Back in Sydney there’s one household of friends within walking distance of my parents’ place. That’s where I stay, and that’s who I see. There are ways I still operate like my sixteen-year-old self, simply messaging those in my proximity on a whim when I come up with an activity for tonight, this afternoon, a half-hour’s time. If it’s a growing concern, I haven’t yet matured to the calendar. Currently my network is walking distance. My partner, two housemates, my cousin and another guy; all of us in Melbourne’s inner north, same as last time.
Lack of contact doesn’t change the way I feel about my friends. Hard to say how it makes them feel about me. Really, there’s quite a lot of faith involved. Faith that they secretly feel the same about me as I secretly feel about them. ‘Have faith in me and I’ll have faith in you. And if you ever need help, don’t hesitate to call.’ That might be the prayer, forever unspoken. Chances are they’ll end up with the hovering thumb, scrolling slowly through the contact list until one preoccupation gives way to another, leaving us unbothered, here to duke it out ourselves.

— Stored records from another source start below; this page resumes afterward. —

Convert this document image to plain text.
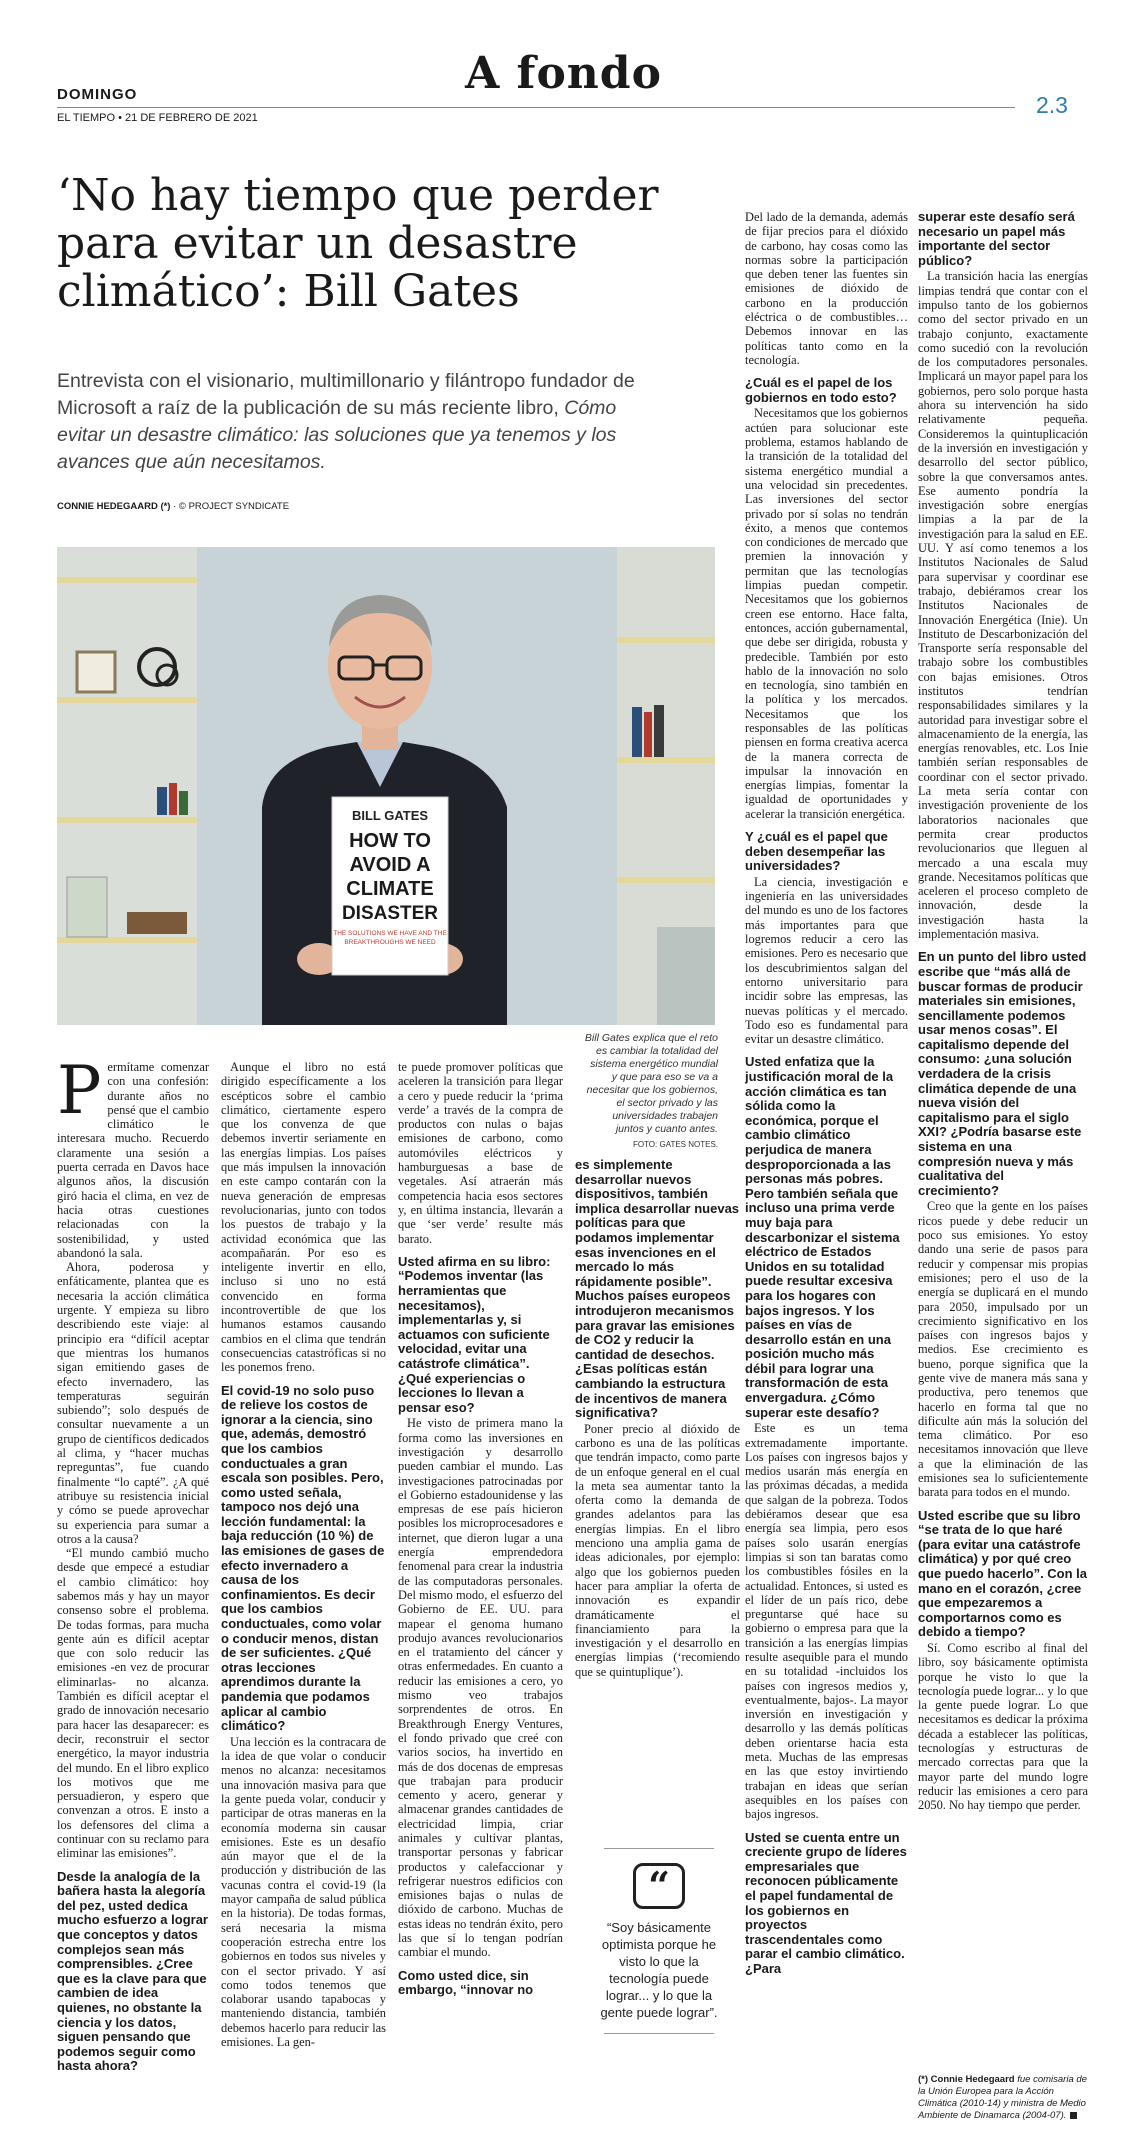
A fondo
DOMINGO
EL TIEMPO • 21 DE FEBRERO DE 2021	2.3
‘No hay tiempo que perder para evitar un desastre climático’: Bill Gates
Entrevista con el visionario, multimillonario y filántropo fundador de Microsoft a raíz de la publicación de su más reciente libro, Cómo evitar un desastre climático: las soluciones que ya tenemos y los avances que aún necesitamos.
CONNIE HEDEGAARD (*) · © PROJECT SYNDICATE
BILL GATES
HOW TO
AVOID A
CLIMATE
DISASTER
THE SOLUTIONS WE HAVE AND THE
BREAKTHROUGHS WE NEED
Bill Gates explica que el reto es cambiar la totalidad del sistema energético mundial y que para eso se va a necesitar que los gobiernos, el sector privado y las universidades trabajen juntos y cuanto antes.
FOTO: GATES NOTES.

Permítame comenzar con una confesión: durante años no pensé que el cambio climático le interesara mucho. Recuerdo claramente una sesión a puerta cerrada en Davos hace algunos años, la discusión giró hacia el clima, en vez de hacia otras cuestiones relacionadas con la sostenibilidad, y usted abandonó la sala.

Ahora, poderosa y enfáticamente, plantea que es necesaria la acción climática urgente. Y empieza su libro describiendo este viaje: al principio era “difícil aceptar que mientras los humanos sigan emitiendo gases de efecto invernadero, las temperaturas seguirán subiendo”; solo después de consultar nuevamente a un grupo de científicos dedicados al clima, y “hacer muchas repreguntas”, fue cuando finalmente “lo capté”. ¿A qué atribuye su resistencia inicial y cómo se puede aprovechar su experiencia para sumar a otros a la causa?

“El mundo cambió mucho desde que empecé a estudiar el cambio climático: hoy sabemos más y hay un mayor consenso sobre el problema. De todas formas, para mucha gente aún es difícil aceptar que con solo reducir las emisiones -en vez de procurar eliminarlas- no alcanza. También es difícil aceptar el grado de innovación necesario para hacer las desaparecer: es decir, reconstruir el sector energético, la mayor industria del mundo. En el libro explico los motivos que me persuadieron, y espero que convenzan a otros. E insto a los defensores del clima a continuar con su reclamo para eliminar las emisiones”.

Desde la analogía de la bañera hasta la alegoría del pez, usted dedica mucho esfuerzo a lograr que conceptos y datos complejos sean más comprensibles. ¿Cree que es la clave para que cambien de idea quienes, no obstante la ciencia y los datos, siguen pensando que podemos seguir como hasta ahora?

Aunque el libro no está dirigido específicamente a los escépticos sobre el cambio climático, ciertamente espero que los convenza de que debemos invertir seriamente en las energías limpias. Los países que más impulsen la innovación en este campo contarán con la nueva generación de empresas revolucionarias, junto con todos los puestos de trabajo y la actividad económica que las acompañarán. Por eso es inteligente invertir en ello, incluso si uno no está convencido en forma incontrovertible de que los humanos estamos causando cambios en el clima que tendrán consecuencias catastróficas si no les ponemos freno.

El covid-19 no solo puso de relieve los costos de ignorar a la ciencia, sino que, además, demostró que los cambios conductuales a gran escala son posibles. Pero, como usted señala, tampoco nos dejó una lección fundamental: la baja reducción (10 %) de las emisiones de gases de efecto invernadero a causa de los confinamientos. Es decir que los cambios conductuales, como volar o conducir menos, distan de ser suficientes. ¿Qué otras lecciones aprendimos durante la pandemia que podamos aplicar al cambio climático?

Una lección es la contracara de la idea de que volar o conducir menos no alcanza: necesitamos una innovación masiva para que la gente pueda volar, conducir y participar de otras maneras en la economía moderna sin causar emisiones. Este es un desafío aún mayor que el de la producción y distribución de las vacunas contra el covid-19 (la mayor campaña de salud pública en la historia). De todas formas, será necesaria la misma cooperación estrecha entre los gobiernos en todos sus niveles y con el sector privado. Y así como todos tenemos que colaborar usando tapabocas y manteniendo distancia, también debemos hacerlo para reducir las emisiones. La gen-

te puede promover políticas que aceleren la transición para llegar a cero y puede reducir la ‘prima verde’ a través de la compra de productos con nulas o bajas emisiones de carbono, como automóviles eléctricos y hamburguesas a base de vegetales. Así atraerán más competencia hacia esos sectores y, en última instancia, llevarán a que ‘ser verde’ resulte más barato.

Usted afirma en su libro: “Podemos inventar (las herramientas que necesitamos), implementarlas y, si actuamos con suficiente velocidad, evitar una catástrofe climática”. ¿Qué experiencias o lecciones lo llevan a pensar eso?

He visto de primera mano la forma como las inversiones en investigación y desarrollo pueden cambiar el mundo. Las investigaciones patrocinadas por el Gobierno estadounidense y las empresas de ese país hicieron posibles los microprocesadores e internet, que dieron lugar a una energía emprendedora fenomenal para crear la industria de las computadoras personales. Del mismo modo, el esfuerzo del Gobierno de EE. UU. para mapear el genoma humano produjo avances revolucionarios en el tratamiento del cáncer y otras enfermedades. En cuanto a reducir las emisiones a cero, yo mismo veo trabajos sorprendentes de otros. En Breakthrough Energy Ventures, el fondo privado que creé con varios socios, ha invertido en más de dos docenas de empresas que trabajan para producir cemento y acero, generar y almacenar grandes cantidades de electricidad limpia, criar animales y cultivar plantas, transportar personas y fabricar productos y calefaccionar y refrigerar nuestros edificios con emisiones bajas o nulas de dióxido de carbono. Muchas de estas ideas no tendrán éxito, pero las que sí lo tengan podrían cambiar el mundo.

Como usted dice, sin embargo, “innovar no
es simplemente desarrollar nuevos dispositivos, también implica desarrollar nuevas políticas para que podamos implementar esas invenciones en el mercado lo más rápidamente posible”. Muchos países europeos introdujeron mecanismos para gravar las emisiones de CO2 y reducir la cantidad de desechos. ¿Esas políticas están cambiando la estructura de incentivos de manera significativa?

Poner precio al dióxido de carbono es una de las políticas que tendrán impacto, como parte de un enfoque general en el cual la meta sea aumentar tanto la oferta como la demanda de grandes adelantos para las energías limpias. En el libro menciono una amplia gama de ideas adicionales, por ejemplo: algo que los gobiernos pueden hacer para ampliar la oferta de innovación es expandir dramáticamente el financiamiento para la investigación y el desarrollo en energías limpias (‘recomiendo que se quintuplique’).

“
“Soy básicamente optimista porque he visto lo que la tecnología puede lograr... y lo que la gente puede lograr”.

Del lado de la demanda, además de fijar precios para el dióxido de carbono, hay cosas como las normas sobre la participación que deben tener las fuentes sin emisiones de dióxido de carbono en la producción eléctrica o de combustibles… Debemos innovar en las políticas tanto como en la tecnología.

¿Cuál es el papel de los gobiernos en todo esto?

Necesitamos que los gobiernos actúen para solucionar este problema, estamos hablando de la transición de la totalidad del sistema energético mundial a una velocidad sin precedentes. Las inversiones del sector privado por sí solas no tendrán éxito, a menos que contemos con condiciones de mercado que premien la innovación y permitan que las tecnologías limpias puedan competir. Necesitamos que los gobiernos creen ese entorno. Hace falta, entonces, acción gubernamental, que debe ser dirigida, robusta y predecible. También por esto hablo de la innovación no solo en tecnología, sino también en la política y los mercados. Necesitamos que los responsables de las políticas piensen en forma creativa acerca de la manera correcta de impulsar la innovación en energías limpias, fomentar la igualdad de oportunidades y acelerar la transición energética.

Y ¿cuál es el papel que deben desempeñar las universidades?

La ciencia, investigación e ingeniería en las universidades del mundo es uno de los factores más importantes para que logremos reducir a cero las emisiones. Pero es necesario que los descubrimientos salgan del entorno universitario para incidir sobre las empresas, las nuevas políticas y el mercado. Todo eso es fundamental para evitar un desastre climático.

Usted enfatiza que la justificación moral de la acción climática es tan sólida como la económica, porque el cambio climático perjudica de manera desproporcionada a las personas más pobres. Pero también señala que incluso una prima verde muy baja para descarbonizar el sistema eléctrico de Estados Unidos en su totalidad puede resultar excesiva para los hogares con bajos ingresos. Y los países en vías de desarrollo están en una posición mucho más débil para lograr una transformación de esta envergadura. ¿Cómo superar este desafío?

Este es un tema extremadamente importante. Los países con ingresos bajos y medios usarán más energía en las próximas décadas, a medida que salgan de la pobreza. Todos debiéramos desear que esa energía sea limpia, pero esos países solo usarán energías limpias si son tan baratas como los combustibles fósiles en la actualidad. Entonces, si usted es el líder de un país rico, debe preguntarse qué hace su gobierno o empresa para que la transición a las energías limpias resulte asequible para el mundo en su totalidad -incluidos los países con ingresos medios y, eventualmente, bajos-. La mayor inversión en investigación y desarrollo y las demás políticas deben orientarse hacia esta meta. Muchas de las empresas en las que estoy invirtiendo trabajan en ideas que serían asequibles en los países con bajos ingresos.

Usted se cuenta entre un creciente grupo de líderes empresariales que reconocen públicamente el papel fundamental de los gobiernos en proyectos trascendentales como parar el cambio climático. ¿Para
superar este desafío será necesario un papel más importante del sector público?

La transición hacia las energías limpias tendrá que contar con el impulso tanto de los gobiernos como del sector privado en un trabajo conjunto, exactamente como sucedió con la revolución de los computadores personales. Implicará un mayor papel para los gobiernos, pero solo porque hasta ahora su intervención ha sido relativamente pequeña. Consideremos la quintuplicación de la inversión en investigación y desarrollo del sector público, sobre la que conversamos antes. Ese aumento pondría la investigación sobre energías limpias a la par de la investigación para la salud en EE. UU. Y así como tenemos a los Institutos Nacionales de Salud para supervisar y coordinar ese trabajo, debiéramos crear los Institutos Nacionales de Innovación Energética (Inie). Un Instituto de Descarbonización del Transporte sería responsable del trabajo sobre los combustibles con bajas emisiones. Otros institutos tendrían responsabilidades similares y la autoridad para investigar sobre el almacenamiento de la energía, las energías renovables, etc. Los Inie también serían responsables de coordinar con el sector privado. La meta sería contar con investigación proveniente de los laboratorios nacionales que permita crear productos revolucionarios que lleguen al mercado a una escala muy grande. Necesitamos políticas que aceleren el proceso completo de innovación, desde la investigación hasta la implementación masiva.

En un punto del libro usted escribe que “más allá de buscar formas de producir materiales sin emisiones, sencillamente podemos usar menos cosas”. El capitalismo depende del consumo: ¿una solución verdadera de la crisis climática depende de una nueva visión del capitalismo para el siglo XXI? ¿Podría basarse este sistema en una compresión nueva y más cualitativa del crecimiento?

Creo que la gente en los países ricos puede y debe reducir un poco sus emisiones. Yo estoy dando una serie de pasos para reducir y compensar mis propias emisiones; pero el uso de la energía se duplicará en el mundo para 2050, impulsado por un crecimiento significativo en los países con ingresos bajos y medios. Ese crecimiento es bueno, porque significa que la gente vive de manera más sana y productiva, pero tenemos que hacerlo en forma tal que no dificulte aún más la solución del tema climático. Por eso necesitamos innovación que lleve a que la eliminación de las emisiones sea lo suficientemente barata para todos en el mundo.

Usted escribe que su libro “se trata de lo que haré (para evitar una catástrofe climática) y por qué creo que puedo hacerlo”. Con la mano en el corazón, ¿cree que empezaremos a comportarnos como es debido a tiempo?

Sí. Como escribo al final del libro, soy básicamente optimista porque he visto lo que la tecnología puede lograr... y lo que la gente puede lograr. Lo que necesitamos es dedicar la próxima década a establecer las políticas, tecnologías y estructuras de mercado correctas para que la mayor parte del mundo logre reducir las emisiones a cero para 2050. No hay tiempo que perder.

(*) Connie Hedegaard fue comisaria de la Unión Europea para la Acción Climática (2010-14) y ministra de Medio Ambiente de Dinamarca (2004-07).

So I’m trying to work out my stake. It’s probable good fortune has made me selfish. For the last five years I’ve been in a loving relationship. I’ve been in close contact with my parents. I’ve had no health issues. No bouts of depression. Some mild anxieties that I seem to manage. Meaningful employment. By almost any measure it’s been smooth sailing. But the ride has required floating over private worries and even outright knowledge of the struggles of old friends. Predictably, they haven’t been calling for help. And yet I’ve felt strife through the grapevine and let my gut just grumble it away, saying leave them by the wayside, don’t allow them to compete with those things I was supposed to get done yesterday, today, tomorrow. Items on the list wait to be crossed off. Days get busy, priorities get made, people get left out.
The circle gets smaller and simpler to manage, but a byproduct of the contraction is the guilt I carry like a sack, shifting it shoulder to shoulder to prevent it wearing me out. Still, it’s heavy some days and the excuses don’t stack up. The priorities appear parochial. Daily chores get you to the end of a day with a neat sense of accomplishment, but to love and be loved requires cultivating friends through a lifetime.
The writing may help. Drafting, waiting, tinkering, taking advice; it’s a process that changes more than how words are laid out. Writing, as a form of thinking, has the potential to amend the self. Sometimes I write to work out what to do. Sometimes it feels easier than picking up the phone. It’s possible that writing is similar to opening up to people one goes to the trouble of consistently getting to know. It’s possible I’ve juggled the two poorly. If it’s the case that writing has simply been more romanticised and encouraged than becoming close with real people, then when I’m done writing, I’ll pick up the phone.